(Bloomberg) -- The global selloff in technology shares is helping derail one of this year’s top-performing stock trades.
After handing investors their biggest returns in eight years in 2017, signs are mounting that the MSCI Emerging Market Index is starting to reverse course. The gauge is down about 5 percent since reaching a six-year high in late November and is testing a break below its 100-day moving average for the first time since January.
While a pickup in worldwide growth is still buoying optimism about the developing economies that underpin the index, traders are playing safe and locking in profits as a selloff in U.S. technology stocks spreads jitters across global markets. Tech companies, mainly from Asia, make up 28 percent of the emerging-markets gauge.
“If global IT comes down, EM struggles,” said Maarten-Jan Bakkum, a senior strategist at NN Investment Partners in the Hague, who reduced his overweight on emerging-market stocks last week for the first time this year. “Investors want to protect performance before the end of the year.”
Hong Kong’s benchmark index fell the most in 13 months on Wednesday as heavyweights such as Tencent Holdings Ltd. retreated and amid concern inflows from mainland China will slow. Emerging-market information and technology shares have fallen 6.7 percent in the past five days to the lowest level in two months.
The tech selloff could cause more pain for Chinese and Asian markets in the coming weeks, while rising expectations of U.S. rate increases would add pressure to countries with large external financing needs, such as Turkey, Bakkum said.
In another sign bears have asserted themselves, the emerging-market index has fallen below a technical channel in which it has traded over the course of this year. The gauge is also struggling to hold above the retracement level of its slump between 2011 and early 2016. If it drops 1.1 percent more and breaches that support, it could be a sign of another 7 percent loss, according to a Fibonacci study.
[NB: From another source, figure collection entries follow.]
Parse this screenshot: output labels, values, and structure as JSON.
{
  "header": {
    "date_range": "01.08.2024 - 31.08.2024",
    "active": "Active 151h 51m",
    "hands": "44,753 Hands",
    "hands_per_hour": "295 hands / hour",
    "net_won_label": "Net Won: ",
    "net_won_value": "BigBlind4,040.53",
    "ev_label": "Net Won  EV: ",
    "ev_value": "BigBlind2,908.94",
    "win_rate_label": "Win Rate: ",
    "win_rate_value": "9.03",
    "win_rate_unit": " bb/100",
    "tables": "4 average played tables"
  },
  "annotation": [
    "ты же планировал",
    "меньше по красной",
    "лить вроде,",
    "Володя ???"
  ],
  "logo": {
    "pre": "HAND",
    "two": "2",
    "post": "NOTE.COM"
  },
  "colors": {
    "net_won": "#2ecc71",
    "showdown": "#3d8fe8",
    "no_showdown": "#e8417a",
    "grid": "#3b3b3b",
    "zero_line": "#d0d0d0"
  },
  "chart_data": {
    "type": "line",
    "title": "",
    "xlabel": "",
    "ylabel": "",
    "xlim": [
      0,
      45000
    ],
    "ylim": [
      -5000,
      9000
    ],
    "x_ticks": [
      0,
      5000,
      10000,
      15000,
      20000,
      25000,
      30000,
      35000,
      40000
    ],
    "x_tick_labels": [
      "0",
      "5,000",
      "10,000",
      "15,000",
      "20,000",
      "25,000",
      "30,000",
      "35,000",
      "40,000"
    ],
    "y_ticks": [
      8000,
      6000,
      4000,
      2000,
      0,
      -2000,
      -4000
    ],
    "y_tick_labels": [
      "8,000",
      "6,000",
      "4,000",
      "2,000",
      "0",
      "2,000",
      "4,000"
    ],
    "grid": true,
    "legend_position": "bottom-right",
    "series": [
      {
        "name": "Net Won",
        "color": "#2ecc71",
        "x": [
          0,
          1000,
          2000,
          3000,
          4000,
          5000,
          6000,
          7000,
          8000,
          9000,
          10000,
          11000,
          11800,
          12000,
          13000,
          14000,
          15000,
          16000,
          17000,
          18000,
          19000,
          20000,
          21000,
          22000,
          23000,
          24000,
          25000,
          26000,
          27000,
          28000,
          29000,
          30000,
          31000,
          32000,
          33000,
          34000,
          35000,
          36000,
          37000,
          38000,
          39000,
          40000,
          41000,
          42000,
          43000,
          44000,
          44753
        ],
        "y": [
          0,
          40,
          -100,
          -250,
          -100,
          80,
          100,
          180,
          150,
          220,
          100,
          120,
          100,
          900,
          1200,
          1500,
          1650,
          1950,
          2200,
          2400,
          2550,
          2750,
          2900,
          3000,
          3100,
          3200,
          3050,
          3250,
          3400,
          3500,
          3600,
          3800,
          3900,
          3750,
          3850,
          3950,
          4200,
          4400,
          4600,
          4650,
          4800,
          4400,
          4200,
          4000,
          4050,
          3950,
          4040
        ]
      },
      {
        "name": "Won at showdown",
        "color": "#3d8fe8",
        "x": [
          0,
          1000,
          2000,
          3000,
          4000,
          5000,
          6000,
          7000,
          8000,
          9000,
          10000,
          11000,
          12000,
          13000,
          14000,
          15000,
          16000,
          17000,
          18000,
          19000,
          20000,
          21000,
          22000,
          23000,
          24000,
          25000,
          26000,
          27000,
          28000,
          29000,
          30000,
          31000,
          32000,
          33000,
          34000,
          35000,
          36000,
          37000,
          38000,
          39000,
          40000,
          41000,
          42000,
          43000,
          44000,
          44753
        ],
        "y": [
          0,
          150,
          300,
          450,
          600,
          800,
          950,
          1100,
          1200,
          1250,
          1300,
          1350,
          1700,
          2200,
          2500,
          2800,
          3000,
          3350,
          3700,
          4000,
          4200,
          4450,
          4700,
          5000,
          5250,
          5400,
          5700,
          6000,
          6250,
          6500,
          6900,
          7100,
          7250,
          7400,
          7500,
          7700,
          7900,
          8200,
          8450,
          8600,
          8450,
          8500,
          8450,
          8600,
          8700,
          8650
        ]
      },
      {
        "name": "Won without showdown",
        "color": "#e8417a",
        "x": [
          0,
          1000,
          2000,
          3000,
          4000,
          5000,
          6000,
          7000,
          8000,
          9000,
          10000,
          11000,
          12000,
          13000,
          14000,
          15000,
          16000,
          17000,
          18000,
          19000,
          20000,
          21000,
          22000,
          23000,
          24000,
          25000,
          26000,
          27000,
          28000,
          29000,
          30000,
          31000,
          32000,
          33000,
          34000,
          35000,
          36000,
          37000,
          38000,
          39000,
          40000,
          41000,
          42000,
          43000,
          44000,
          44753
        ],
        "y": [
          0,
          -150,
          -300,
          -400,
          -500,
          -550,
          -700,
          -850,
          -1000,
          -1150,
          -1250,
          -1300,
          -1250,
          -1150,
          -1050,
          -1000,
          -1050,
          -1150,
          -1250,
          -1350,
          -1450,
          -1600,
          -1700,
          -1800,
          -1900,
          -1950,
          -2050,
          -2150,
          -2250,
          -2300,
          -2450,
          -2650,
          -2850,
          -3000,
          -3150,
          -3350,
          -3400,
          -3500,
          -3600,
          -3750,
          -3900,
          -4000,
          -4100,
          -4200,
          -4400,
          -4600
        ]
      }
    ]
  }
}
Investors and analysts are still broadly optimistic about the outlook for developing nations in 2018. NN’s Bakkum says he will consider going back to overweight early next year, while more than 90 percent of money managers polled in a UBS Group AG survey published Wednesday expect the index to rise again in 2018, albeit at a slower pace than in 2017.
“Risks remain but are less particular to EM and instead more global in nature,” Emil Wolter, a Paris-based money manager at Comgest SA, said in a research note. “We are cautiously optimistic for the prospects of the asset class in 2018.”